Ahmet Anapalı
Ahmet Anapalı
HABER7 YAZARI
TÜM YAZILARI

Ege Adaları mı Biz Koca Koca Vatanlar kaybettik

GİRİŞ 11.02.2017 GÜNCELLEME 13.02.2017 YAZARLAR

Kardak Kayalıklarının tekrar ülke gündemine oturmasından sonra Ege Adaları tekrar gündemimize oturdu. Sahi kim kaybetti bu 12 Adalar diye bilinen dörtyüzden fazla toprak parçasını? Bu soruya cevap arayanlar kendilerini Lozan Antlaşması’nın önünde buluverirler. Zira, Lozan toprak kaybetme tarihimizin final karşılaşmasıdır. Türkiyenin Lozan masasında toprak kaybetmesine ve cephede yenmişken masada mağlup durumuna öfkelenen Peyami safa bir yazısında şöyle der;

“…300 seneden beridir veriyoruz. Kara, deniz, gök, ada veriyoruz. Yetişmiş evlatlarımızı veriyoruz. Galip gelsek de veriyoruz, mağlup olsak da veriyoruz. Ve her dafasında vatan veriyoruz.

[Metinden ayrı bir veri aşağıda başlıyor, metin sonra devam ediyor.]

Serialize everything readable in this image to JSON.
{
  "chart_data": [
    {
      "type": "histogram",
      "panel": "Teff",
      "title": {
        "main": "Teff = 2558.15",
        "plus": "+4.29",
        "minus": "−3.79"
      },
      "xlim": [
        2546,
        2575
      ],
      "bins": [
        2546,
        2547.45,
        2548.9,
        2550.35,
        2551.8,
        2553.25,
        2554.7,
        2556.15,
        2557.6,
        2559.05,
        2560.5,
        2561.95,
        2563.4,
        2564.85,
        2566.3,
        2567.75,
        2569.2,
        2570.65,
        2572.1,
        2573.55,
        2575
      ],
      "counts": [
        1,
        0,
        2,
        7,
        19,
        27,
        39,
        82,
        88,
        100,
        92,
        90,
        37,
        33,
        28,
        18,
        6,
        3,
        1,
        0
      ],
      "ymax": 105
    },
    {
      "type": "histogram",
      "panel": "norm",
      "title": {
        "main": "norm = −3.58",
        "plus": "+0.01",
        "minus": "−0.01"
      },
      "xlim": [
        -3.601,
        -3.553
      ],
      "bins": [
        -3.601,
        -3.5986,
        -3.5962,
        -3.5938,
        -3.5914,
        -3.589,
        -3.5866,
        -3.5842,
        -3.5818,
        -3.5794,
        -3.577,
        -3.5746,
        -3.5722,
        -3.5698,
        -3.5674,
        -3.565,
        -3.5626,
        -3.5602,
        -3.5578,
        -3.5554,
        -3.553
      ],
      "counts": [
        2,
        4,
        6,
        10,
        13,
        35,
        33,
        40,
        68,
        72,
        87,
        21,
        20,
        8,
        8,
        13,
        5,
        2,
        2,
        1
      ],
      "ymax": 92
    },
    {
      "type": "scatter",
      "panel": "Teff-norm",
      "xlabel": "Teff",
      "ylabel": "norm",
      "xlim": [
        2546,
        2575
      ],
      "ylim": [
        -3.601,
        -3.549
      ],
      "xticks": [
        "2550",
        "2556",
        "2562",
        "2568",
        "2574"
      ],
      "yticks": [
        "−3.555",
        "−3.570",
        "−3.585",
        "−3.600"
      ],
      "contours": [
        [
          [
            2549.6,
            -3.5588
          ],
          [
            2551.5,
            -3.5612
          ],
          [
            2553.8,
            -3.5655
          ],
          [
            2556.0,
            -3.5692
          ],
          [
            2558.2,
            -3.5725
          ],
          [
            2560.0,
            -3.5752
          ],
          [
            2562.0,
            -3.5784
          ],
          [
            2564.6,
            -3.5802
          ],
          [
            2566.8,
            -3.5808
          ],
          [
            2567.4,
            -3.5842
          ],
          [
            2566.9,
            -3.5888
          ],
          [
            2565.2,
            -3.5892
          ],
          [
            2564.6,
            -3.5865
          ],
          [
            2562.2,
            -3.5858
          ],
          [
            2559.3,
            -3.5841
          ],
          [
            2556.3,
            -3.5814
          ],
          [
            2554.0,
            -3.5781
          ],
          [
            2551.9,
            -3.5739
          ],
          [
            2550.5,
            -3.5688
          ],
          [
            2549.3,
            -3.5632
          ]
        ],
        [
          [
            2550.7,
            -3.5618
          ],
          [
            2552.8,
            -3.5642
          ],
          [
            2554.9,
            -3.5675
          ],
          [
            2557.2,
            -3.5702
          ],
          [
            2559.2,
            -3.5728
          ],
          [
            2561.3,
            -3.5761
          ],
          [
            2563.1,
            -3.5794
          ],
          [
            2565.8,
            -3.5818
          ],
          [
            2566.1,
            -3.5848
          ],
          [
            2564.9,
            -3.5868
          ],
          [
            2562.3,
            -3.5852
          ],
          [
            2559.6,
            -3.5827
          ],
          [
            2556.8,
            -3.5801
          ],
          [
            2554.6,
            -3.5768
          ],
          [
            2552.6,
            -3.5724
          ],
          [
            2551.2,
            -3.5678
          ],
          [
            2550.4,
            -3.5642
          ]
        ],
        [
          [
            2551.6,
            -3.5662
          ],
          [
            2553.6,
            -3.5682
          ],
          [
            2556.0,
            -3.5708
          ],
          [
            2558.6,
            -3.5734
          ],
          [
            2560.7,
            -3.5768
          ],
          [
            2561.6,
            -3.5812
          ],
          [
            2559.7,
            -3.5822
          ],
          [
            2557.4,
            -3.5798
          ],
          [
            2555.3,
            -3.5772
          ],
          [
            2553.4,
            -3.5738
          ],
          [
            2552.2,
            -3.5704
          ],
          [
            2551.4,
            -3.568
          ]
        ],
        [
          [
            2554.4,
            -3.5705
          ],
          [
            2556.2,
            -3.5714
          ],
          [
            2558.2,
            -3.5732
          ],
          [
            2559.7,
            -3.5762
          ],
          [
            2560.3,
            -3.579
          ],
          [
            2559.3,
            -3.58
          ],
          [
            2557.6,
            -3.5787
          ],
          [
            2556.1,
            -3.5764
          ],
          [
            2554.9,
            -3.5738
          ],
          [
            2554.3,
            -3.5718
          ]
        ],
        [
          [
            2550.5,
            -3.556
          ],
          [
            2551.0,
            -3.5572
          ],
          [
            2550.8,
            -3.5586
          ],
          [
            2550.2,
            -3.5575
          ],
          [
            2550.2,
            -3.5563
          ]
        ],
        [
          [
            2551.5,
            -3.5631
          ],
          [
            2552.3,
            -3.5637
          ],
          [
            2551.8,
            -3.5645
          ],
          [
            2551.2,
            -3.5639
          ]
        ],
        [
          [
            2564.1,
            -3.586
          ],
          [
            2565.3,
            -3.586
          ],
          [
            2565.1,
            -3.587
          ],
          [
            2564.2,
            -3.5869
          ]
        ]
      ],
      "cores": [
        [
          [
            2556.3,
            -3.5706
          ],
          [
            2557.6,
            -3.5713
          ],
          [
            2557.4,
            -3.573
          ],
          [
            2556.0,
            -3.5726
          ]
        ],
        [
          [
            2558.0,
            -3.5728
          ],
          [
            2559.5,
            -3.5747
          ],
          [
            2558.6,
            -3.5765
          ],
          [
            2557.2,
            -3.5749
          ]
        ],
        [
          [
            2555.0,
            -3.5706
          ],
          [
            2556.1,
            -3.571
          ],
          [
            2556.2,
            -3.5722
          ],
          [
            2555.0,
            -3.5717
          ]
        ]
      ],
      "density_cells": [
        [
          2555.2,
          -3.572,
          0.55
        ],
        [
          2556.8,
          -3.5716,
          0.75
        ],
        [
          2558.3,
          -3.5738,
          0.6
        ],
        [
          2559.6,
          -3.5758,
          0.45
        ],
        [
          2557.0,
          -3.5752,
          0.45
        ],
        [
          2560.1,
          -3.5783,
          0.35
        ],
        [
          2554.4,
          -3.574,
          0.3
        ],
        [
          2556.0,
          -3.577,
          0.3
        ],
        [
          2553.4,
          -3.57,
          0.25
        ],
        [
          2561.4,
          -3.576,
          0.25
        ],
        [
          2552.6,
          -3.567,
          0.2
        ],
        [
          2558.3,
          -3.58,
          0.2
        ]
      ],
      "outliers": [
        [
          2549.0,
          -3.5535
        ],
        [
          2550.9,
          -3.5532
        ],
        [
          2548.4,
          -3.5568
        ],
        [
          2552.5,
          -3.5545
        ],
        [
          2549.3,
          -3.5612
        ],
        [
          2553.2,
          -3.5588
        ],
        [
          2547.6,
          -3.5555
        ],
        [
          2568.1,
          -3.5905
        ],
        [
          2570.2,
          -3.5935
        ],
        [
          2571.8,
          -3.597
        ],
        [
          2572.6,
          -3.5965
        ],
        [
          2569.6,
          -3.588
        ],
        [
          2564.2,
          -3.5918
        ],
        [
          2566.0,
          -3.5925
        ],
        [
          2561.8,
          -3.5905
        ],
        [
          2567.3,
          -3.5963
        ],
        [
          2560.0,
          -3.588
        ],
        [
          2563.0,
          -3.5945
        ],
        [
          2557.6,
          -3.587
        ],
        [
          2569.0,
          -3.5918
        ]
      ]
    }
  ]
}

Bütün ömrüm, ciğerim parça parça kopartılıyormuş gibi halis Türk ülkelerinin anavatandan ayrılmasını görmekle geçti. Öyle ki, gittikçe daralan Anavatan snıırlarının nerede karar kılacağını bilmemenin huzursuzluğu içinde günün birinde vatansız kalmağa mahkûmmuşum gibi göz karartıcı bir endişenin pençesinden kurtulmak için hala çırpınıyorum

Dokuz yaşındaydım, Bosna Hersek gitti, peşinden Trablusgarp gitti. İki sene geçti

geçmedi içinde, dört Balkan devletini barındıran koskoca Rumeli’miz gitti. Girit’imiz gitti,

Akdeniz adaları gitti. Birkaç sene sonra Irak gitti, Batı Trakya gitti. Yarım asır içinde Türk topraklarının yarısından fazlası gitti. Kayıplarımızın çoğu millî aczimizin değil, resmi ihmallerimizin neticesidir. Balkan Harbi’nden çok az evvel Osmanlı Dışişleri Bakanı Asım Bey mecliste, “Balkanlardan namusum kadar eminim” demişti. Ardından Balkan’lar gitti. Birkaç sene evvel Kıbrıs meselesi patlak verdiği sırada o zamanki Dışişleri Bakanı’mız da bizim Kıbrıs gibi bir meselemiz yoktur demişti.[1]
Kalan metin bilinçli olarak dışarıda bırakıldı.